There is an almost childlike quality to the work of the Philadelphia-based painter, but it is that seeming simplicity that makes her canvases worth a second look. The enigmatic poses and facial expressions of her figures, who are often cast in everyday situations – having lunch, sitting on the sofa, in bed – seem to resist interpretation. Ingleby Gallery is mounting Levinthal’s first major exhibition in the UK, featuring works from the past decade.

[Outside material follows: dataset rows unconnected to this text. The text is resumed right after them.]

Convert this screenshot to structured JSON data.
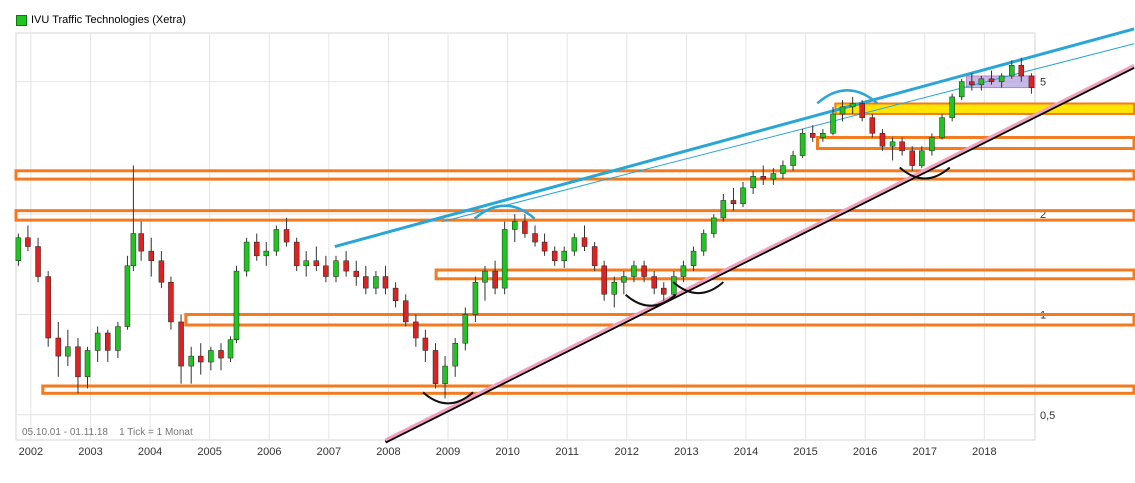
{
  "chart_data": {
    "type": "candlestick",
    "title": "IVU Traffic Technologies (Xetra)",
    "legend": {
      "label": "IVU Traffic Technologies (Xetra)",
      "placement": "top-left",
      "color": "#22c422"
    },
    "footer": {
      "range": "05.10.01 - 01.11.18",
      "tick": "1 Tick = 1 Monat"
    },
    "y_axis": {
      "scale": "log",
      "tick_labels": [
        "5",
        "2",
        "1",
        "0,5"
      ],
      "tick_values": [
        5,
        2,
        1,
        0.5
      ],
      "position": "right"
    },
    "x_axis": {
      "tick_labels": [
        "2002",
        "2003",
        "2004",
        "2005",
        "2006",
        "2007",
        "2008",
        "2009",
        "2010",
        "2011",
        "2012",
        "2013",
        "2014",
        "2015",
        "2016",
        "2017",
        "2018"
      ],
      "range": [
        2001.75,
        2018.85
      ]
    },
    "grid": true,
    "colors": {
      "up": "#22c422",
      "down": "#dd2222",
      "wick": "#333333",
      "trend_blue": "#2aa6d6",
      "trend_pink": "#f2a0c0",
      "zone_orange": "#f47a20",
      "zone_yellow": "#ffe600",
      "zone_purple": "#b9a8e0"
    },
    "series": [
      {
        "name": "IVU Traffic Technologies (Xetra)",
        "kind": "ohlc",
        "points": [
          [
            2001.79,
            1.45,
            1.75,
            1.4,
            1.7
          ],
          [
            2001.95,
            1.7,
            1.85,
            1.55,
            1.6
          ],
          [
            2002.12,
            1.6,
            1.7,
            1.25,
            1.3
          ],
          [
            2002.29,
            1.3,
            1.35,
            0.8,
            0.85
          ],
          [
            2002.46,
            0.85,
            0.95,
            0.65,
            0.75
          ],
          [
            2002.62,
            0.75,
            0.9,
            0.7,
            0.8
          ],
          [
            2002.79,
            0.8,
            0.85,
            0.58,
            0.65
          ],
          [
            2002.95,
            0.65,
            0.8,
            0.6,
            0.78
          ],
          [
            2003.12,
            0.78,
            0.92,
            0.72,
            0.88
          ],
          [
            2003.29,
            0.88,
            0.9,
            0.72,
            0.78
          ],
          [
            2003.46,
            0.78,
            0.95,
            0.74,
            0.92
          ],
          [
            2003.62,
            0.92,
            1.5,
            0.9,
            1.4
          ],
          [
            2003.72,
            1.4,
            2.8,
            1.35,
            1.75
          ],
          [
            2003.85,
            1.75,
            1.9,
            1.45,
            1.55
          ],
          [
            2004.02,
            1.55,
            1.7,
            1.3,
            1.45
          ],
          [
            2004.19,
            1.45,
            1.55,
            1.2,
            1.25
          ],
          [
            2004.35,
            1.25,
            1.3,
            0.9,
            0.95
          ],
          [
            2004.52,
            0.95,
            1.0,
            0.62,
            0.7
          ],
          [
            2004.69,
            0.7,
            0.8,
            0.62,
            0.75
          ],
          [
            2004.85,
            0.75,
            0.82,
            0.66,
            0.72
          ],
          [
            2005.02,
            0.72,
            0.8,
            0.68,
            0.78
          ],
          [
            2005.19,
            0.78,
            0.82,
            0.68,
            0.74
          ],
          [
            2005.35,
            0.74,
            0.86,
            0.72,
            0.84
          ],
          [
            2005.45,
            0.84,
            1.4,
            0.82,
            1.35
          ],
          [
            2005.62,
            1.35,
            1.7,
            1.3,
            1.65
          ],
          [
            2005.79,
            1.65,
            1.75,
            1.45,
            1.5
          ],
          [
            2005.95,
            1.5,
            1.65,
            1.4,
            1.55
          ],
          [
            2006.12,
            1.55,
            1.85,
            1.5,
            1.8
          ],
          [
            2006.29,
            1.8,
            1.95,
            1.6,
            1.65
          ],
          [
            2006.46,
            1.65,
            1.7,
            1.35,
            1.4
          ],
          [
            2006.62,
            1.4,
            1.55,
            1.3,
            1.45
          ],
          [
            2006.79,
            1.45,
            1.6,
            1.35,
            1.4
          ],
          [
            2006.95,
            1.4,
            1.5,
            1.25,
            1.3
          ],
          [
            2007.12,
            1.3,
            1.5,
            1.25,
            1.45
          ],
          [
            2007.29,
            1.45,
            1.55,
            1.3,
            1.35
          ],
          [
            2007.46,
            1.35,
            1.45,
            1.22,
            1.3
          ],
          [
            2007.62,
            1.3,
            1.4,
            1.15,
            1.2
          ],
          [
            2007.79,
            1.2,
            1.35,
            1.15,
            1.3
          ],
          [
            2007.95,
            1.3,
            1.4,
            1.15,
            1.2
          ],
          [
            2008.12,
            1.2,
            1.25,
            1.05,
            1.1
          ],
          [
            2008.29,
            1.1,
            1.15,
            0.92,
            0.95
          ],
          [
            2008.46,
            0.95,
            1.0,
            0.8,
            0.85
          ],
          [
            2008.62,
            0.85,
            0.9,
            0.72,
            0.78
          ],
          [
            2008.79,
            0.78,
            0.82,
            0.6,
            0.62
          ],
          [
            2008.95,
            0.62,
            0.75,
            0.56,
            0.7
          ],
          [
            2009.12,
            0.7,
            0.85,
            0.65,
            0.82
          ],
          [
            2009.29,
            0.82,
            1.05,
            0.78,
            1.0
          ],
          [
            2009.46,
            1.0,
            1.3,
            0.95,
            1.25
          ],
          [
            2009.62,
            1.25,
            1.4,
            1.1,
            1.35
          ],
          [
            2009.79,
            1.35,
            1.45,
            1.15,
            1.2
          ],
          [
            2009.95,
            1.2,
            1.9,
            1.15,
            1.8
          ],
          [
            2010.12,
            1.8,
            2.0,
            1.65,
            1.9
          ],
          [
            2010.29,
            1.9,
            2.0,
            1.7,
            1.75
          ],
          [
            2010.46,
            1.75,
            1.85,
            1.6,
            1.65
          ],
          [
            2010.62,
            1.65,
            1.75,
            1.5,
            1.55
          ],
          [
            2010.79,
            1.55,
            1.6,
            1.4,
            1.45
          ],
          [
            2010.95,
            1.45,
            1.6,
            1.38,
            1.55
          ],
          [
            2011.12,
            1.55,
            1.75,
            1.5,
            1.7
          ],
          [
            2011.29,
            1.7,
            1.85,
            1.55,
            1.6
          ],
          [
            2011.46,
            1.6,
            1.65,
            1.35,
            1.4
          ],
          [
            2011.62,
            1.4,
            1.45,
            1.1,
            1.15
          ],
          [
            2011.79,
            1.15,
            1.3,
            1.05,
            1.25
          ],
          [
            2011.95,
            1.25,
            1.35,
            1.15,
            1.3
          ],
          [
            2012.12,
            1.3,
            1.45,
            1.25,
            1.4
          ],
          [
            2012.29,
            1.4,
            1.45,
            1.25,
            1.3
          ],
          [
            2012.46,
            1.3,
            1.35,
            1.15,
            1.2
          ],
          [
            2012.62,
            1.2,
            1.25,
            1.1,
            1.15
          ],
          [
            2012.79,
            1.15,
            1.35,
            1.12,
            1.3
          ],
          [
            2012.95,
            1.3,
            1.45,
            1.25,
            1.4
          ],
          [
            2013.12,
            1.4,
            1.6,
            1.35,
            1.55
          ],
          [
            2013.29,
            1.55,
            1.8,
            1.5,
            1.75
          ],
          [
            2013.46,
            1.75,
            2.0,
            1.7,
            1.95
          ],
          [
            2013.62,
            1.95,
            2.3,
            1.9,
            2.2
          ],
          [
            2013.79,
            2.2,
            2.4,
            2.05,
            2.15
          ],
          [
            2013.95,
            2.15,
            2.5,
            2.1,
            2.4
          ],
          [
            2014.12,
            2.4,
            2.7,
            2.3,
            2.6
          ],
          [
            2014.29,
            2.6,
            2.8,
            2.45,
            2.55
          ],
          [
            2014.46,
            2.55,
            2.75,
            2.45,
            2.65
          ],
          [
            2014.62,
            2.65,
            2.9,
            2.55,
            2.8
          ],
          [
            2014.79,
            2.8,
            3.1,
            2.7,
            3.0
          ],
          [
            2014.95,
            3.0,
            3.6,
            2.95,
            3.5
          ],
          [
            2015.12,
            3.5,
            3.7,
            3.3,
            3.4
          ],
          [
            2015.29,
            3.4,
            3.6,
            3.3,
            3.5
          ],
          [
            2015.46,
            3.5,
            4.2,
            3.45,
            4.0
          ],
          [
            2015.62,
            4.0,
            4.4,
            3.8,
            4.2
          ],
          [
            2015.79,
            4.2,
            4.5,
            4.0,
            4.3
          ],
          [
            2015.95,
            4.3,
            4.4,
            3.8,
            3.9
          ],
          [
            2016.12,
            3.9,
            4.0,
            3.4,
            3.5
          ],
          [
            2016.29,
            3.5,
            3.6,
            3.1,
            3.2
          ],
          [
            2016.46,
            3.2,
            3.4,
            2.9,
            3.3
          ],
          [
            2016.62,
            3.3,
            3.4,
            3.0,
            3.1
          ],
          [
            2016.79,
            3.1,
            3.2,
            2.7,
            2.8
          ],
          [
            2016.95,
            2.8,
            3.2,
            2.75,
            3.1
          ],
          [
            2017.12,
            3.1,
            3.5,
            3.0,
            3.4
          ],
          [
            2017.29,
            3.4,
            4.0,
            3.35,
            3.9
          ],
          [
            2017.46,
            3.9,
            4.6,
            3.8,
            4.5
          ],
          [
            2017.62,
            4.5,
            5.1,
            4.4,
            5.0
          ],
          [
            2017.79,
            5.0,
            5.3,
            4.7,
            4.9
          ],
          [
            2017.95,
            4.9,
            5.2,
            4.7,
            5.1
          ],
          [
            2018.12,
            5.1,
            5.4,
            4.9,
            5.0
          ],
          [
            2018.29,
            5.0,
            5.3,
            4.8,
            5.2
          ],
          [
            2018.46,
            5.2,
            5.8,
            5.1,
            5.6
          ],
          [
            2018.62,
            5.6,
            5.9,
            5.0,
            5.2
          ],
          [
            2018.79,
            5.2,
            5.3,
            4.6,
            4.8
          ]
        ]
      }
    ],
    "annotations": {
      "zones": [
        {
          "color": "orange",
          "x0": 2001.75,
          "x1": 2018.85,
          "y0": 2.55,
          "y1": 2.7
        },
        {
          "color": "orange",
          "x0": 2001.75,
          "x1": 2018.85,
          "y0": 1.92,
          "y1": 2.05
        },
        {
          "color": "orange",
          "x0": 2008.8,
          "x1": 2018.85,
          "y0": 1.28,
          "y1": 1.36
        },
        {
          "color": "orange",
          "x0": 2004.6,
          "x1": 2018.85,
          "y0": 0.93,
          "y1": 1.0
        },
        {
          "color": "orange",
          "x0": 2002.2,
          "x1": 2018.85,
          "y0": 0.58,
          "y1": 0.61
        },
        {
          "color": "orange",
          "x0": 2015.2,
          "x1": 2018.85,
          "y0": 3.15,
          "y1": 3.4
        },
        {
          "color": "yellow",
          "x0": 2015.5,
          "x1": 2018.85,
          "y0": 4.0,
          "y1": 4.3
        },
        {
          "color": "purple",
          "x0": 2017.7,
          "x1": 2018.85,
          "y0": 4.8,
          "y1": 5.2
        }
      ],
      "trendlines": [
        {
          "color": "blue",
          "x0": 2007.1,
          "y0": 1.6,
          "x1": 2018.85,
          "y1": 7.2
        },
        {
          "color": "blue-thin",
          "x0": 2008.9,
          "y0": 1.9,
          "x1": 2018.85,
          "y1": 6.5
        },
        {
          "color": "pink",
          "x0": 2007.95,
          "y0": 0.42,
          "x1": 2018.85,
          "y1": 5.6
        }
      ]
    }
  }
}
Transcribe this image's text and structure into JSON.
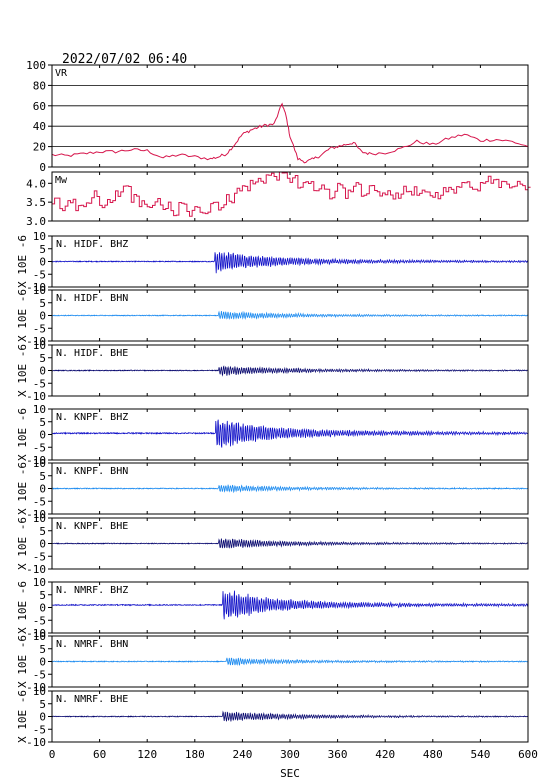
{
  "title": "2022/07/02 06:40",
  "chart_data": {
    "type": "line",
    "xlabel": "SEC",
    "xlim": [
      0,
      600
    ],
    "xticks": [
      0,
      60,
      120,
      180,
      240,
      300,
      360,
      420,
      480,
      540,
      600
    ],
    "colors": {
      "vr": "#d6164c",
      "mw": "#d6164c",
      "bhz": "#1010c8",
      "bhn": "#1e8cf0",
      "bhe": "#0a0a70"
    },
    "vr": {
      "label": "VR",
      "ylim": [
        0,
        100
      ],
      "yticks": [
        0,
        20,
        40,
        60,
        80,
        100
      ],
      "x": [
        0,
        20,
        40,
        60,
        80,
        100,
        120,
        140,
        160,
        180,
        200,
        210,
        220,
        230,
        240,
        250,
        260,
        270,
        280,
        290,
        295,
        300,
        310,
        320,
        330,
        340,
        350,
        360,
        370,
        380,
        390,
        400,
        420,
        440,
        460,
        480,
        500,
        520,
        540,
        560,
        580,
        600
      ],
      "y": [
        12,
        11,
        13,
        15,
        15,
        17,
        16,
        9,
        12,
        10,
        8,
        10,
        13,
        22,
        32,
        36,
        39,
        41,
        42,
        62,
        50,
        30,
        8,
        5,
        8,
        12,
        18,
        20,
        22,
        24,
        15,
        13,
        14,
        18,
        25,
        22,
        28,
        32,
        26,
        27,
        25,
        20
      ]
    },
    "mw": {
      "label": "Mw",
      "ylim": [
        3.0,
        4.3
      ],
      "yticks": [
        3.0,
        3.5,
        4.0
      ],
      "x": [
        0,
        10,
        20,
        30,
        40,
        50,
        60,
        70,
        80,
        90,
        100,
        110,
        120,
        130,
        140,
        150,
        160,
        170,
        180,
        190,
        200,
        210,
        220,
        230,
        240,
        250,
        260,
        270,
        280,
        290,
        300,
        310,
        320,
        330,
        340,
        350,
        360,
        370,
        380,
        390,
        400,
        410,
        420,
        430,
        440,
        450,
        460,
        470,
        480,
        490,
        500,
        510,
        520,
        530,
        540,
        550,
        560,
        570,
        580,
        590,
        600
      ],
      "y": [
        3.5,
        3.3,
        3.6,
        3.3,
        3.5,
        3.7,
        3.3,
        3.5,
        3.7,
        3.9,
        3.6,
        3.5,
        3.3,
        3.5,
        3.4,
        3.2,
        3.4,
        3.2,
        3.3,
        3.3,
        3.5,
        3.4,
        3.6,
        3.8,
        3.9,
        4.0,
        4.1,
        4.2,
        4.2,
        4.2,
        4.1,
        3.9,
        4.0,
        3.8,
        3.9,
        3.7,
        4.0,
        3.7,
        3.9,
        3.6,
        3.9,
        3.7,
        3.7,
        3.7,
        3.8,
        3.8,
        3.7,
        3.7,
        3.7,
        3.8,
        3.8,
        4.0,
        4.0,
        3.9,
        4.1,
        4.1,
        4.0,
        4.0,
        4.0,
        3.9,
        3.9
      ]
    },
    "traces": [
      {
        "name": "N. HIDF. BHZ",
        "component": "bhz",
        "onset": 205,
        "amp": 4.0,
        "noise": 0.35,
        "decay": 60,
        "offset": 0
      },
      {
        "name": "N. HIDF. BHN",
        "component": "bhn",
        "onset": 210,
        "amp": 1.5,
        "noise": 0.3,
        "decay": 80,
        "offset": 0
      },
      {
        "name": "N. HIDF. BHE",
        "component": "bhe",
        "onset": 210,
        "amp": 1.8,
        "noise": 0.3,
        "decay": 80,
        "offset": 0
      },
      {
        "name": "N. KNPF. BHZ",
        "component": "bhz",
        "onset": 206,
        "amp": 5.5,
        "noise": 0.45,
        "decay": 60,
        "offset": 0.5
      },
      {
        "name": "N. KNPF. BHN",
        "component": "bhn",
        "onset": 210,
        "amp": 1.3,
        "noise": 0.35,
        "decay": 80,
        "offset": 0
      },
      {
        "name": "N. KNPF. BHE",
        "component": "bhe",
        "onset": 210,
        "amp": 1.8,
        "noise": 0.3,
        "decay": 80,
        "offset": 0
      },
      {
        "name": "N. NMRF. BHZ",
        "component": "bhz",
        "onset": 215,
        "amp": 5.5,
        "noise": 0.4,
        "decay": 55,
        "offset": 1.0
      },
      {
        "name": "N. NMRF. BHN",
        "component": "bhn",
        "onset": 220,
        "amp": 1.3,
        "noise": 0.35,
        "decay": 80,
        "offset": 0
      },
      {
        "name": "N. NMRF. BHE",
        "component": "bhe",
        "onset": 215,
        "amp": 1.8,
        "noise": 0.3,
        "decay": 80,
        "offset": 0
      }
    ],
    "trace_ylim": [
      -10,
      10
    ],
    "trace_yticks": [
      -10,
      -5,
      0,
      5,
      10
    ],
    "trace_ylabel": "X 10E -6"
  }
}
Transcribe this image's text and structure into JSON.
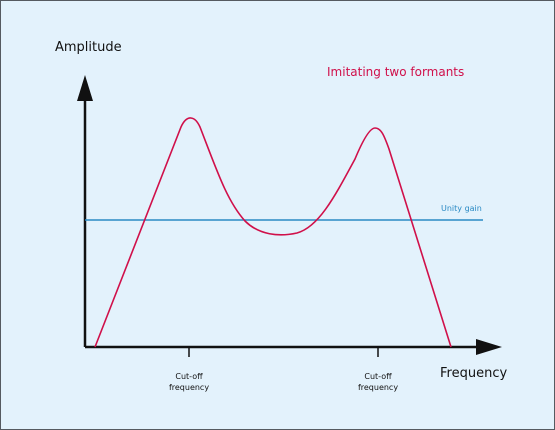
{
  "y_axis_label": "Amplitude",
  "x_axis_label": "Frequency",
  "title": "Imitating two formants",
  "unity_gain_label": "Unity gain",
  "cutoff_labels": [
    {
      "line1": "Cut-off",
      "line2": "frequency"
    },
    {
      "line1": "Cut-off",
      "line2": "frequency"
    }
  ],
  "colors": {
    "background": "#e3f2fc",
    "axes": "#111111",
    "curve": "#d0104a",
    "unity_line": "#2a8ac4",
    "title_text": "#d0104a",
    "unity_text": "#2a8ac4"
  }
}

Couch with Man (2025), Aubrey Levinthal. Photo: Neighboring States; courtesy the artist/Ingleby, Edinburgh; © the artist

Fair in Focus

Trois Crayons: Tracing Time
26 June–5 July
No. 9 Cork Street, London

Set up in 2023 by Alesa Boyle, Tom Nevile and Sebastien Paraskevas, Trois Crayons is a platform geared towards promoting the appreciation of drawings and works on paper and ‘demystifying’ the process of buying them – especially Old Master drawings, which are usually less difficult to acquire than paintings. For the second year running, Trois Crayons is hosting a selling exhibition at No. 9 Cork Street, in which works hang side by side rather than being split among exhibitor booths. Thirty-five galleries will be showing some 250 works (twice as many as last year), including studies for paintings, designs for clothes and more, as well as standalone works. As a whole, the event shows the full range of what drawing can be: compare a simple line drawing of a skeleton by Gustav Klimt (John Swarbrooke Fine Art) to a vividly colourful beach scene by Pierre Bonnard, on show with Ambroise Duchemin, an elaborate collection of fools drawn by Giovanni Domenico Tiepolo (Stephen Ongpin Fine Art), or an Italian study for animals on blue paper, brought by Day & Faber, which dates to the late 15th century.